Today China is engaged in its own island-hopping campaign, and Chinese superiority in commercial maritime logistics affords the Middle Kingdom a significant strategic edge over the Free West. The ongoing trade conflict between the U.S. and China is the first post-globalization conflict, and it differs from prior great-power conflicts in one critical respect: the economic domain is the primary battlespace. As it did in so many manufacturing industries, China has reverse-engineered the logic of conquest. Rather than seeking to subdue an adversary and its allies by military means as a prelude to imposing political control and reaping the economic rewards of the conquered territories, China has acquired the rights to control, and often to build and finance, the facilities that are essential to the ongoing operation of the globalized economy.
The post-globalization world consists of four major islands—Eurasia, Africa, North America, and South America—and Chinese port and shipping SOEs have established China’s commercial logistics network on each one of them. General William T. Sherman’s march to the sea used a standardized railroad network and telegraph wirelines in the first military campaign that employed new electronic communications in tandem with new transportation technology. China is using its 21st-century version of a standardized maritime transport network and wireless digital communications to march inland from the sea.
The pandemic illustrated the severe consequences that can result from disrupted supply chains. Australia is under economic attack, and China’s thinly veiled threat to cut off the supply of pharmaceuticals made almost exclusively in factories in China demonstrated the strategic folly of having outsourced essential manufacturing to an adversary’s territory. Moving production back to the U.S. will take time, and other countries may not be willing or able to become self-sufficient in medical, technology, or other key industries.
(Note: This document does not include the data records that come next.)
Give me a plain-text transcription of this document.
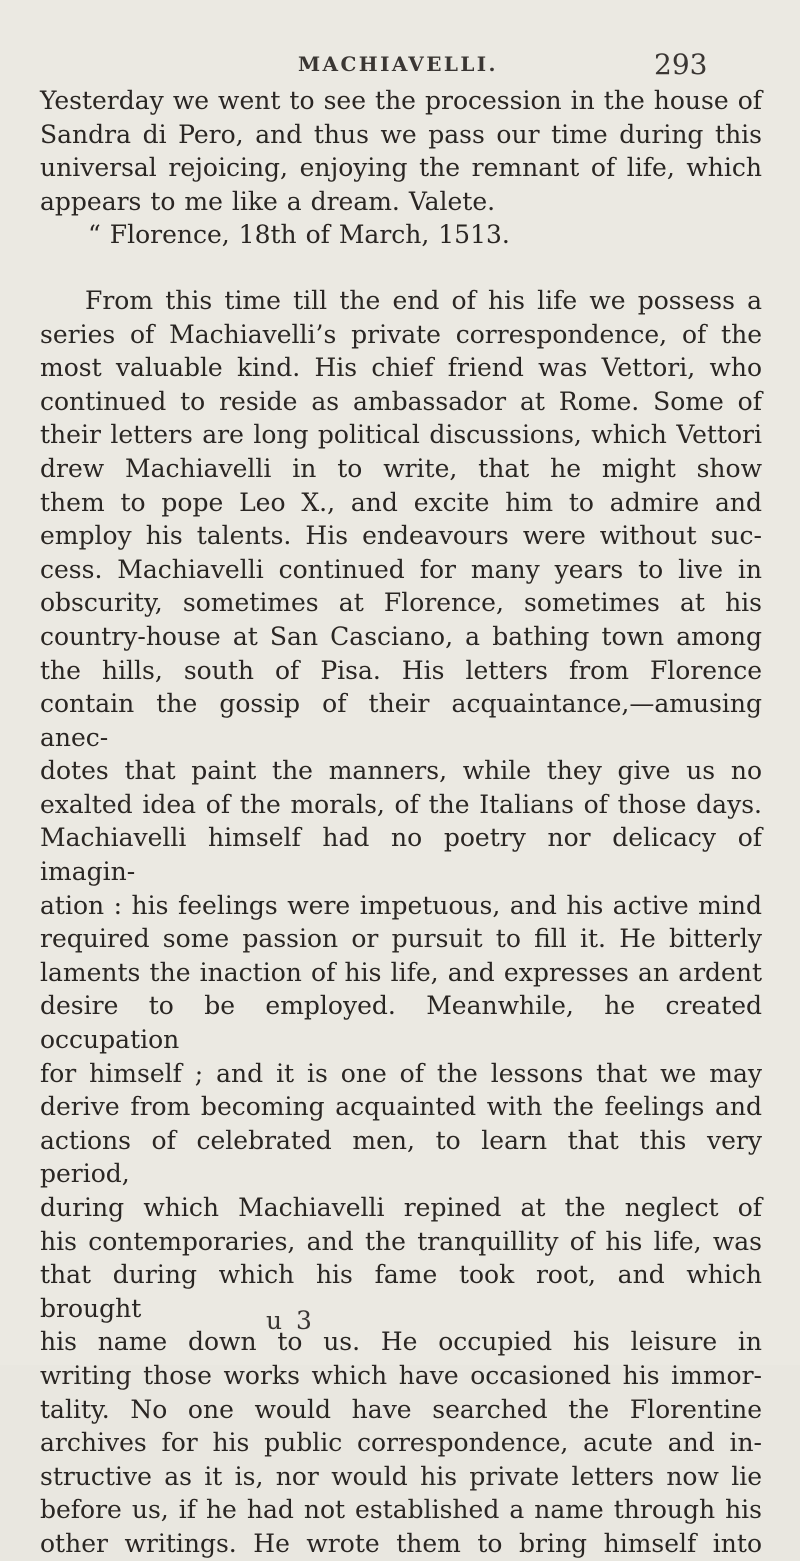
MACHIAVELLI.	293
Yesterday we went to see the procession in the house of
Sandra di Pero, and thus we pass our time during this
universal rejoicing, enjoying the remnant of life, which
appears to me like a dream. Valete.
“ Florence, 18th of March, 1513.
From this time till the end of his life we possess a
series of Machiavelli’s private correspondence, of the
most valuable kind. His chief friend was Vettori, who
continued to reside as ambassador at Rome. Some of
their letters are long political discussions, which Vettori
drew Machiavelli in to write, that he might show
them to pope Leo X., and excite him to admire and
employ his talents. His endeavours were without suc-
cess. Machiavelli continued for many years to live in
obscurity, sometimes at Florence, sometimes at his
country-house at San Casciano, a bathing town among
the hills, south of Pisa. His letters from Florence
contain the gossip of their acquaintance,—amusing anec-
dotes that paint the manners, while they give us no
exalted idea of the morals, of the Italians of those days.
Machiavelli himself had no poetry nor delicacy of imagin-
ation : his feelings were impetuous, and his active mind
required some passion or pursuit to fill it. He bitterly
laments the inaction of his life, and expresses an ardent
desire to be employed. Meanwhile, he created occupation
for himself ; and it is one of the lessons that we may
derive from becoming acquainted with the feelings and
actions of celebrated men, to learn that this very period,
during which Machiavelli repined at the neglect of
his contemporaries, and the tranquillity of his life, was
that during which his fame took root, and which brought
his name down to us. He occupied his leisure in
writing those works which have occasioned his immor-
tality. No one would have searched the Florentine
archives for his public correspondence, acute and in-
structive as it is, nor would his private letters now lie
before us, if he had not established a name through his
other writings. He wrote them to bring himself into
u 3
But the supply of many essential products is now based in China, and the supply chain that delivers those goods runs across a Chinese-controlled logistics system—countries in which China runs the critical ports and commercial logistics networks may hesitate to take any actions or support any policies that criticize China or challenge Chinese economic capacity.
China has built its supply-chain power opportunistically. Using coercive means, China has acquired long-term contracts that by nature bundle governance powers with the rights to operate infrastructure, often from countries unwilling or unable to afford the investments required to upgrade their ports to modern standards. The recent resistance to aggressive Chinese actions reveals growing awareness that doing business with China is a win-lose proposition.
The strategic question, then, is whether the U.S. can consolidate the incipient ill will towards China’s coercive approach to international economic and political affairs into an organized alliance with a positive agenda suited to the long-term challenge of building a post-globalization supply chain for the Free West—and do so before China learns to adapt its approach, mend fences with wary countries, and start turning them from strategic economic holdings of the Chinese state into political allies of the Chinese people.